Wayne County lies entirely within the Colorado Plateau geographical province
and includes portions of Capitol Reef and Canyonlands National Parks. The
Fremont River flows South into the county from Fish Lake and then east to
join the Dirty Devil, a tributary of the Green River. The Green marks the
county's eastern border.
Scientists have identified the remains of extinct Pleistocene-epoch species,
including the sloth, horse, bison, and camel, in Wayne County, and dated
Archaic and Fremont Indian sites (Cowboy Caves) as having been occupied
between 6300 B.C. and A.D. 450. Horseshoe (Barrier) Canyon and the Maze
section of Canyonlands in eastern Wayne contain spectacular pictographs.
In historic times the county was part of the Ute Indians' domain.
Wayne was created in May 1892 from Piute County. Most of the towns in Wayne
were settled after 1880 because of the remote location and limited resources.

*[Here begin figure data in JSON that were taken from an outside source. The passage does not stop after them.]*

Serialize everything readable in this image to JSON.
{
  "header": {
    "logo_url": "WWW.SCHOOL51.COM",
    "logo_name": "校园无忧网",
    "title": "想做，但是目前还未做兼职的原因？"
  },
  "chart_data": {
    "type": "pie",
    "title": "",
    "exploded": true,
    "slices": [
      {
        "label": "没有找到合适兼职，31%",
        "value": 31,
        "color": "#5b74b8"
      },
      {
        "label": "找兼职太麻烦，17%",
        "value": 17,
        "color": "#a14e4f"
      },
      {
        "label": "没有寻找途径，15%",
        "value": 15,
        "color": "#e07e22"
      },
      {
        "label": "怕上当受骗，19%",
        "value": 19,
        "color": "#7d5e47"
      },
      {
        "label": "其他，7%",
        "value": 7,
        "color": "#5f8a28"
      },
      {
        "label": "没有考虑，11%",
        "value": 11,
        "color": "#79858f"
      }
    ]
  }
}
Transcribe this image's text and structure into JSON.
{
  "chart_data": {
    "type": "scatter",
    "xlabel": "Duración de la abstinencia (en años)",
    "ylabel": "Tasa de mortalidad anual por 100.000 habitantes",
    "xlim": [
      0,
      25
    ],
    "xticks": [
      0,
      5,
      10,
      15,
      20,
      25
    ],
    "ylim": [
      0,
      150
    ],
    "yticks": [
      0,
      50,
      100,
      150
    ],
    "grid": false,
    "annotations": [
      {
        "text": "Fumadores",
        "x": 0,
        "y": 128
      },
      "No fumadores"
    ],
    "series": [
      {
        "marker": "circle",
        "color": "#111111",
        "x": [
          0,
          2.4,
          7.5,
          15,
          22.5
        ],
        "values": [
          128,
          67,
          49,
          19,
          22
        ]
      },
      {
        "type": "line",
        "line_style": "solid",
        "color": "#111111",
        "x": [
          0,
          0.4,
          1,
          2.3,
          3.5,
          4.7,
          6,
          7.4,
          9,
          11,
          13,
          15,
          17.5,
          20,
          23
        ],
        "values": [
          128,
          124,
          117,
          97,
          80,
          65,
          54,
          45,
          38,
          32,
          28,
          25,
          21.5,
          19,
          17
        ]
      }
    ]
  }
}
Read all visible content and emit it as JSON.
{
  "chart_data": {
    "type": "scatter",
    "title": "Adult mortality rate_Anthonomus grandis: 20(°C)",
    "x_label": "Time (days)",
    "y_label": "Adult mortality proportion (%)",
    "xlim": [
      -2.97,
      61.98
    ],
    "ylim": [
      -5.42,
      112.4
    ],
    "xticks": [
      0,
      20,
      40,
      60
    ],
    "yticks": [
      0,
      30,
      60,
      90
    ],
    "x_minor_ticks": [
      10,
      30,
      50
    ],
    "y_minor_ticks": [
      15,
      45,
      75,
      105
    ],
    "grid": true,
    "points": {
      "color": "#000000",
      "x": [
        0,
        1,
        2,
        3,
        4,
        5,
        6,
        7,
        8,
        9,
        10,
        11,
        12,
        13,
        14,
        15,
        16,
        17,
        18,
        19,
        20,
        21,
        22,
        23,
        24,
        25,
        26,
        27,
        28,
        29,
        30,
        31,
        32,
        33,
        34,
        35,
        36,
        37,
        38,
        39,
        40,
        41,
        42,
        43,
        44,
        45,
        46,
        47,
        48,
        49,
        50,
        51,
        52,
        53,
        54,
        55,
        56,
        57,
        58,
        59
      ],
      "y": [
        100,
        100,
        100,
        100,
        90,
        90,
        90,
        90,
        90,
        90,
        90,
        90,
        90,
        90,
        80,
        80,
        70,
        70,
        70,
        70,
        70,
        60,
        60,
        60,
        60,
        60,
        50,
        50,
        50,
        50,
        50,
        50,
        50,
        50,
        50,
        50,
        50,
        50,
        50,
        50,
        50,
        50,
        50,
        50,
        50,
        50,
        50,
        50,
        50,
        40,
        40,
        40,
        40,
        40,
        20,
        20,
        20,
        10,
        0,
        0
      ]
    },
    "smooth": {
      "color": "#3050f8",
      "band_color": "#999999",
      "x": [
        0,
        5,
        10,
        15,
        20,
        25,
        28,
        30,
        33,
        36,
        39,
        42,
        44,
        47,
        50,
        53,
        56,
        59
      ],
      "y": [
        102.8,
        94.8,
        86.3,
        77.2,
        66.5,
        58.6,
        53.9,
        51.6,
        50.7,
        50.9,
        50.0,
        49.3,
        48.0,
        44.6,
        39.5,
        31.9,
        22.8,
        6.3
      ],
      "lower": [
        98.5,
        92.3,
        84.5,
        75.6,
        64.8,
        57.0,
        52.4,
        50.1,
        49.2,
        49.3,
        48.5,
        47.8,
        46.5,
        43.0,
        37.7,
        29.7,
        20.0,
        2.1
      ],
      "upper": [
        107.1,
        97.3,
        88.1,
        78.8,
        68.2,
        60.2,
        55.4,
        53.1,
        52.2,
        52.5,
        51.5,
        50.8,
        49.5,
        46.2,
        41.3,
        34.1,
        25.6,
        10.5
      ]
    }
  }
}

Raising livestock is the oldest and most important industry; beef cattle
produce the most income, but dairy cows, sheep, and poultry have all contributed
to the local economy in the past. Getting cattle to market was difficult.
Until good roads were built in the 1930s, stock was driven some 100 miles
north to the railroad at Nephi and later to a Denver and Rio Grande branch
line in Sevier County.
The creation of national forests in the early twentieth century reduced
the number of cattle that could be grazed in western Wayne County, and cattle
rustling by the notorious Robbers Roost Gang threatened ranchers until the
late 1890s. The lumber industry and, in more recent years, tourism also
provide income for some residents. Uranium has been mined, and tar sands,
another energy-related resource, await development. The state operates two
fish hatcheries in Wayne.
During the Great Depression the Works Progress Administration (WPA) provided
funds to build a county courthouse in Loa. County officials originally met
in private homes and rented quarters and later converted a store into office
space. The Civilian Conservation Corps (CCC), another federal program during
the depression, operated three camps in the county. The CCC built roads,
campgrounds, and small water projects. Road building has been a major concern
of local government from the beginning. Modern highways now make it easy
for tourists to drive to many scenic attractions, including Capitol Reef
National Park, and give residents easy access to Richfield, the nearest
commercial center which also provides medical and other services.